Extranodal Follicular Dendritic Cell Sarcoma Originating in the Pancreas: A Case Report

Abstract

Follicular dendritic cell (FDC) sarcoma is a type of malignant tumor that originates from immune system-related FDCs. Pancreatic FDC sarcoma is a rare disease, and the specificity of the clinical presentation and laboratory results is unknown. We report the clinical process and imaging features of one case of pancreatic FDC sarcoma. A 67-year-old woman presented with a hypoechoic mass between the spleen and left kidney during a medical examination. The patient was hospitalized for further diagnosis. Her laboratory results did not present any obvious abnormal changes. Unenhanced and contrast-enhanced pancreatic computed tomography scans indicated a round mass with heterogeneous attenuation in the pancreatic tail, and a 3.5 × 3.6-cm solid mass with a cystic component was noted. Clear-cut, slight contrast enhancement was present in the solid part, whereas contrast enhancement was not observed in the cystic part. In addition, no obvious dilation was observed in the pancreatic duct, and no swollen lymph nodes were noted in the posterior peritoneum. Routine and contrast-enhanced pancreatic magnetic resonance imaging scans showed an abnormal signal indicative of a mass in the pancreatic tail, with a diameter of ∼35 mm and a clear boundary. A T2-weighted imaging scan showed a slight hyperintensity coupled with part of a hyperintensity, whereas T1-weighted imaging showed a slight hypointensity coupled with part of a hypointensity, and diffusion-weighted imaging showed a heterogeneous hyperintensity. The solid part of the lesion showed poor contrast enhancement through contrast-enhanced scanning, but contrast enhancement was not observed in the cystic part. Surgical tumor resection was performed, and the pathological diagnosis was pancreatic FDC sarcoma. The tumor did not recur based on short-term CT reexamination. Pancreatic FDC sarcoma is a rare disease, and the established clinical examinations and laboratory tests lack specificity. Imaging reveals a solid mass with a cystic component and a clear boundary. In addition, the solid part exhibits poor contrast enhancement. Although pancreatic occurrence is rare, a clinical pancreatic solid tumor with a cystic component should be identified by differential diagnosis.

FIGURE 1

Patient pancreatic CT. (A) The unenhanced pancreatic CT scan showed that a round soft tissue block existed in the pancreatic tail (white arrow) and that there was heterogeneous attenuation, striped hypodense visible, and a smooth tumor border with a clear boundary. (B, C) Contrast-enhanced CT showed that the tumor's solid part exhibited poor contrast enhancement and that contrast enhancement was not observable in certain areas (white arrow). CT = computed tomography.

FIGURE 2

MRI of patient's pancreas MRI. (A) Routine pancreatic MRI scan showed a round mass in the pancreatic tail. T1WI took on a slight hypointensity coupled with a part hypointensity. (B) T2WI presented a slight hyperintensity coupled with a part hyperintensity. (C) In terms of the DWI sequence, an obvious hyperintensity was visible for the solid part (white arrow). (D–F) Contrast-enhanced MRI showed that the solid part presented poor contrast enhancement and that no contrast enhancement occurred in the cystic part. DWI = diffusion-weighted imaging, MRI = magnetic resonance imaging, T1WI = T1-weighted imaging, T2WI = T2-weighted imaging.

FIGURE 3

(A) Tumor cells presented a spindle shape with a vortex arrangement.

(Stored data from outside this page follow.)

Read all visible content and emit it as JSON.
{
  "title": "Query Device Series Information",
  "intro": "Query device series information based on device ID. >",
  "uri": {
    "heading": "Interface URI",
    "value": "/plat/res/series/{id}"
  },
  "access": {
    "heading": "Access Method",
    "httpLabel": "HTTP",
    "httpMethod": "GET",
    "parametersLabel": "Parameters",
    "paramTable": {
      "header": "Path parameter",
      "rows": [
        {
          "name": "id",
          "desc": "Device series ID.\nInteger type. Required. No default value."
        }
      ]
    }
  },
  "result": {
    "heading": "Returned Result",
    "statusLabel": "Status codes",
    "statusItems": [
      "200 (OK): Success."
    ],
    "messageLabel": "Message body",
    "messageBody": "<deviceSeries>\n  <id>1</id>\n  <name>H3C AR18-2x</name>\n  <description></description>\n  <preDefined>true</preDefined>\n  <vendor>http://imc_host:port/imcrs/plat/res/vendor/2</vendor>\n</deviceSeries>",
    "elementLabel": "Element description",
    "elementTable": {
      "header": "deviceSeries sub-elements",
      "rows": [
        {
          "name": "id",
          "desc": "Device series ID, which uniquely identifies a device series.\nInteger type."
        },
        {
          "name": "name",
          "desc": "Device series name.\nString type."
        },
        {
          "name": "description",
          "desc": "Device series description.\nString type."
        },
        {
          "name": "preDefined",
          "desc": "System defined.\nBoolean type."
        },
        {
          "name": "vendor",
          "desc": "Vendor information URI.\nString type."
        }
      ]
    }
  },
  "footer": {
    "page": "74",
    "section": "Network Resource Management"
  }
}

Cell pleomorphism was apparent (hematoxylin and eosin staining). (B) CD21 expression was diffusely positive in the tumor cells. (C) CD23 expression was diffusely positive in the tumor cells. (D) CD2 expression was negative in the tumor cells. CD2 = cluster of differentiation 2, CD21 =  cluster of differentiation 21, CD23 = cluster of differentiation 23.